9. La cour d’appel relève encore que les motifs qui tiennent au caractère inhumain et dégradant des conditions de détention, non corroboré par une expertise médicale préalable de la personne détenue, ne permettent donc pas de caractériser que les conditions prévues par l’article 144 du code de procédure pénale ne sont pas réunies en l’espèce.
10. C’est à tort que les juges ont subordonné la prise en compte de conditions indignes de détention à une expertise médicale, et ont limité les conséquences pouvant être tirées de celles-ci à l’engagement de la responsabilité de l’Etat.
11. En effet, il incombe au juge, en tant que gardien de la liberté individuelle, de veiller à ce que la détention provisoire soit, en toutes circonstances, mise en oeuvre dans des conditions respectant la dignité des personnes et de s’assurer que cette privation de liberté est exempte de tout traitement inhumain et dégradant, et, lorsque la description faite par le demandeur de ses conditions personnelles de détention est suffisamment crédible, précise et actuelle, de sorte qu’elle constitue un commencement de preuve de leur caractère indigne, la juridiction est tenue de faire procéder à des vérifications complémentaires afin d’en apprécier la réalité.
12. L’arrêt n’encourt toutefois pas la censure, dès lors que les allégations formulées par M. A…, d’une part décrivaient les conditions générales de détention au sein du centre pénitentiaire dans lequel il est détenu sans précisions sur sa situation personnelle, d’autre part faisaient état de griefs personnels, liés à des difficultés de communiquer notamment avec ses collaborateurs ou avec l’hôpital où se trouvait sa femme, insusceptibles de constituer des conditions indignes de détention.
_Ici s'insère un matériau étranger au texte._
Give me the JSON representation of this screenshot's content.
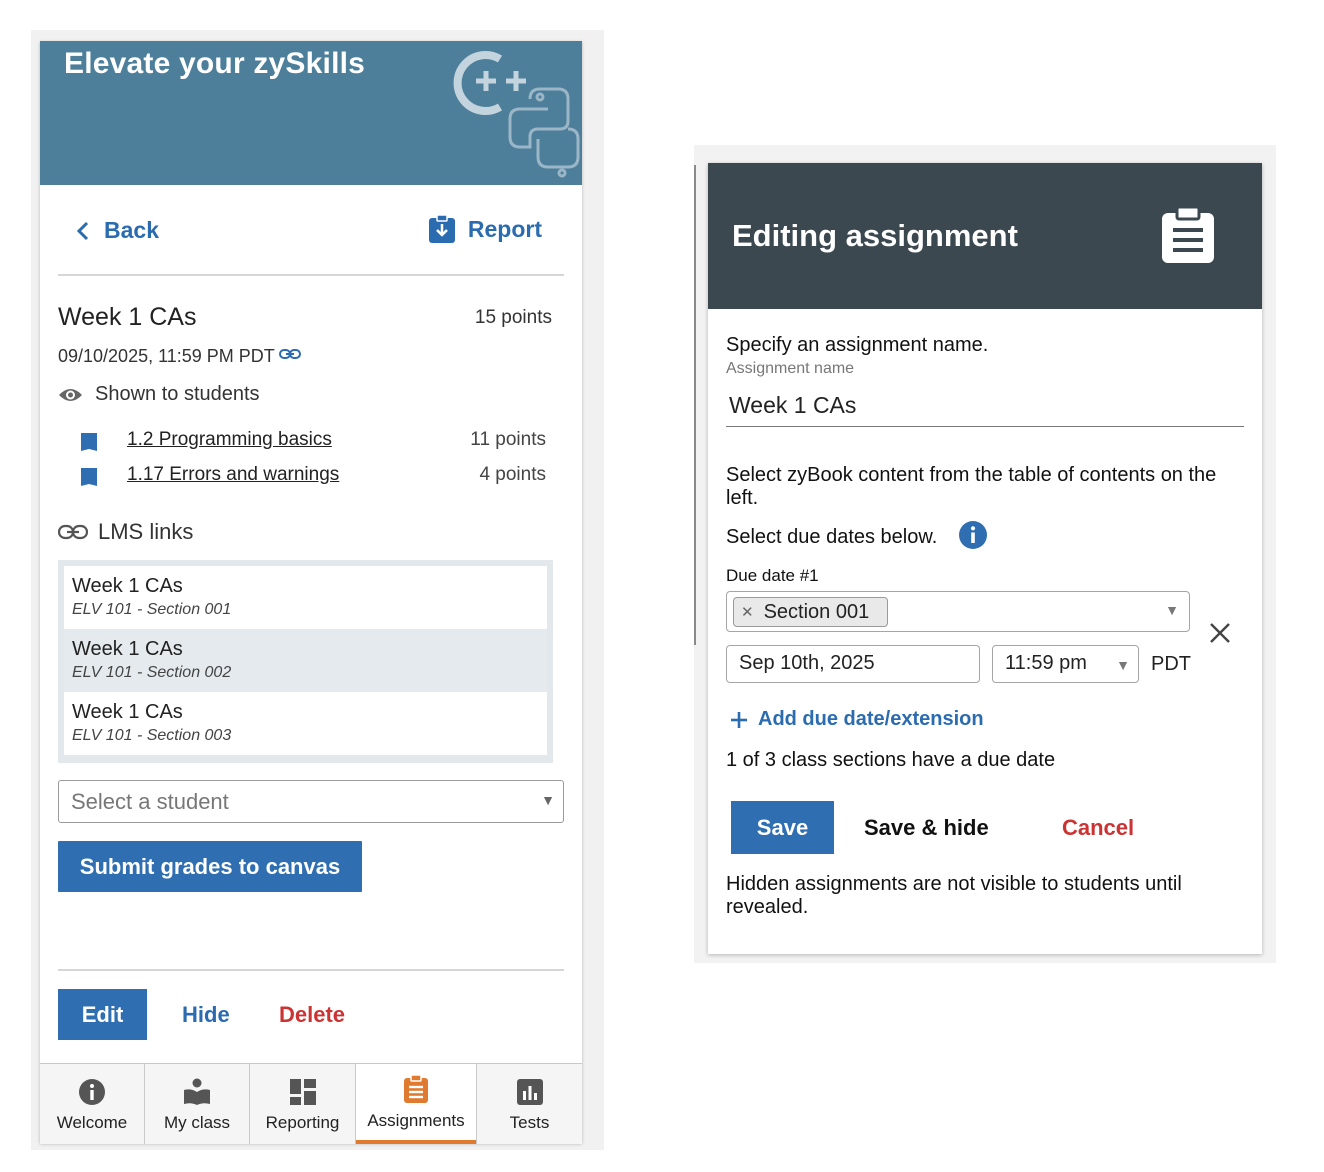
{
  "left": {
    "banner_title": "Elevate your zySkills",
    "nav": {
      "back_label": "Back",
      "report_label": "Report"
    },
    "assignment": {
      "title": "Week 1 CAs",
      "points": "15 points",
      "due": "09/10/2025, 11:59 PM PDT",
      "visibility": "Shown to students",
      "sections": [
        {
          "label": "1.2 Programming basics",
          "points": "11 points"
        },
        {
          "label": "1.17 Errors and warnings",
          "points": "4 points"
        }
      ]
    },
    "lms": {
      "heading": "LMS links",
      "items": [
        {
          "title": "Week 1 CAs",
          "sub": "ELV 101 - Section 001"
        },
        {
          "title": "Week 1 CAs",
          "sub": "ELV 101 - Section 002"
        },
        {
          "title": "Week 1 CAs",
          "sub": "ELV 101 - Section 003"
        }
      ]
    },
    "student_select": {
      "placeholder": "Select a student"
    },
    "submit_label": "Submit grades to canvas",
    "actions": {
      "edit": "Edit",
      "hide": "Hide",
      "delete": "Delete"
    },
    "tabs": [
      {
        "label": "Welcome",
        "icon": "info-icon"
      },
      {
        "label": "My class",
        "icon": "reader-icon"
      },
      {
        "label": "Reporting",
        "icon": "dashboard-icon"
      },
      {
        "label": "Assignments",
        "icon": "clipboard-icon",
        "active": true
      },
      {
        "label": "Tests",
        "icon": "bar-chart-icon"
      }
    ]
  },
  "right": {
    "header_title": "Editing assignment",
    "name_prompt": "Specify an assignment name.",
    "name_label": "Assignment name",
    "name_value": "Week 1 CAs",
    "content_instruction": "Select zyBook content from the table of contents on the left.",
    "due_instruction": "Select due dates below.",
    "due_label": "Due date #1",
    "section_chip": "Section 001",
    "date_value": "Sep 10th, 2025",
    "time_value": "11:59 pm",
    "timezone": "PDT",
    "add_due_label": "Add due date/extension",
    "status": "1 of 3 class sections have a due date",
    "save_label": "Save",
    "save_hide_label": "Save & hide",
    "cancel_label": "Cancel",
    "footnote": "Hidden assignments are not visible to students until revealed."
  },
  "colors": {
    "banner": "#4d7f9b",
    "primary": "#2f6fb1",
    "link": "#2b6cb0",
    "danger": "#cc3333",
    "header_dark": "#3b4850",
    "active_tab": "#e07a2f"
  }
}
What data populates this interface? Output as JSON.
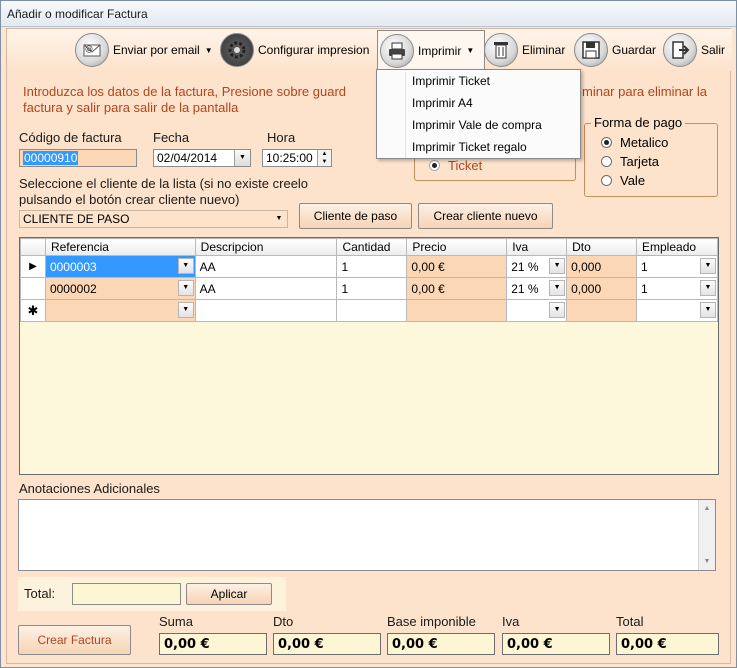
{
  "window": {
    "title": "Añadir o modificar Factura"
  },
  "toolbar": {
    "email": "Enviar por email",
    "config": "Configurar impresion",
    "print": "Imprimir",
    "delete": "Eliminar",
    "save": "Guardar",
    "exit": "Salir"
  },
  "print_menu": {
    "items": [
      "Imprimir Ticket",
      "Imprimir A4",
      "Imprimir Vale de compra",
      "Imprimir Ticket regalo"
    ]
  },
  "intro": {
    "line1_left": "Introduzca los datos de la factura, Presione sobre guard",
    "line1_right": "minar para eliminar la",
    "line2": "factura y salir para salir de la pantalla"
  },
  "form": {
    "codigo_label": "Código de factura",
    "codigo_value": "00000910",
    "fecha_label": "Fecha",
    "fecha_value": "02/04/2014",
    "hora_label": "Hora",
    "hora_value": "10:25:00",
    "cliente_hint_1": "Seleccione el cliente de la lista (si no existe creelo",
    "cliente_hint_2": "pulsando el botón crear cliente nuevo)",
    "cliente_value": "CLIENTE DE PASO",
    "btn_cliente_paso": "Cliente de paso",
    "btn_crear_cliente": "Crear cliente nuevo"
  },
  "tipo": {
    "option_ticket": "Ticket"
  },
  "forma_pago": {
    "legend": "Forma de pago",
    "options": [
      "Metalico",
      "Tarjeta",
      "Vale"
    ],
    "selected": "Metalico"
  },
  "grid": {
    "columns": [
      "Referencia",
      "Descripcion",
      "Cantidad",
      "Precio",
      "Iva",
      "Dto",
      "Empleado"
    ],
    "rows": [
      {
        "referencia": "0000003",
        "descripcion": "AA",
        "cantidad": "1",
        "precio": "0,00 €",
        "iva": "21 %",
        "dto": "0,000",
        "empleado": "1"
      },
      {
        "referencia": "0000002",
        "descripcion": "AA",
        "cantidad": "1",
        "precio": "0,00 €",
        "iva": "21 %",
        "dto": "0,000",
        "empleado": "1"
      }
    ]
  },
  "notes": {
    "label": "Anotaciones Adicionales"
  },
  "total": {
    "label": "Total:",
    "value": "",
    "apply": "Aplicar"
  },
  "summary": {
    "crear": "Crear Factura",
    "suma_label": "Suma",
    "suma": "0,00 €",
    "dto_label": "Dto",
    "dto": "0,00 €",
    "base_label": "Base imponible",
    "base": "0,00 €",
    "iva_label": "Iva",
    "iva": "0,00 €",
    "total_label": "Total",
    "total": "0,00 €"
  }
}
13. Dès lors, le moyen n’est pas fondé.
14. Par ailleurs l’arrêt est régulier tant en la forme qu’au regard des dispositions des articles 137-3, 143-1 et suivants du code de procédure pénale.
PAR CES MOTIFS, la Cour :
REJETTE le pourvoi ;
Ainsi fait et jugé par la Cour de cassation, chambre criminelle, et prononcé par le président le vingt et un octobre deux mille vingt.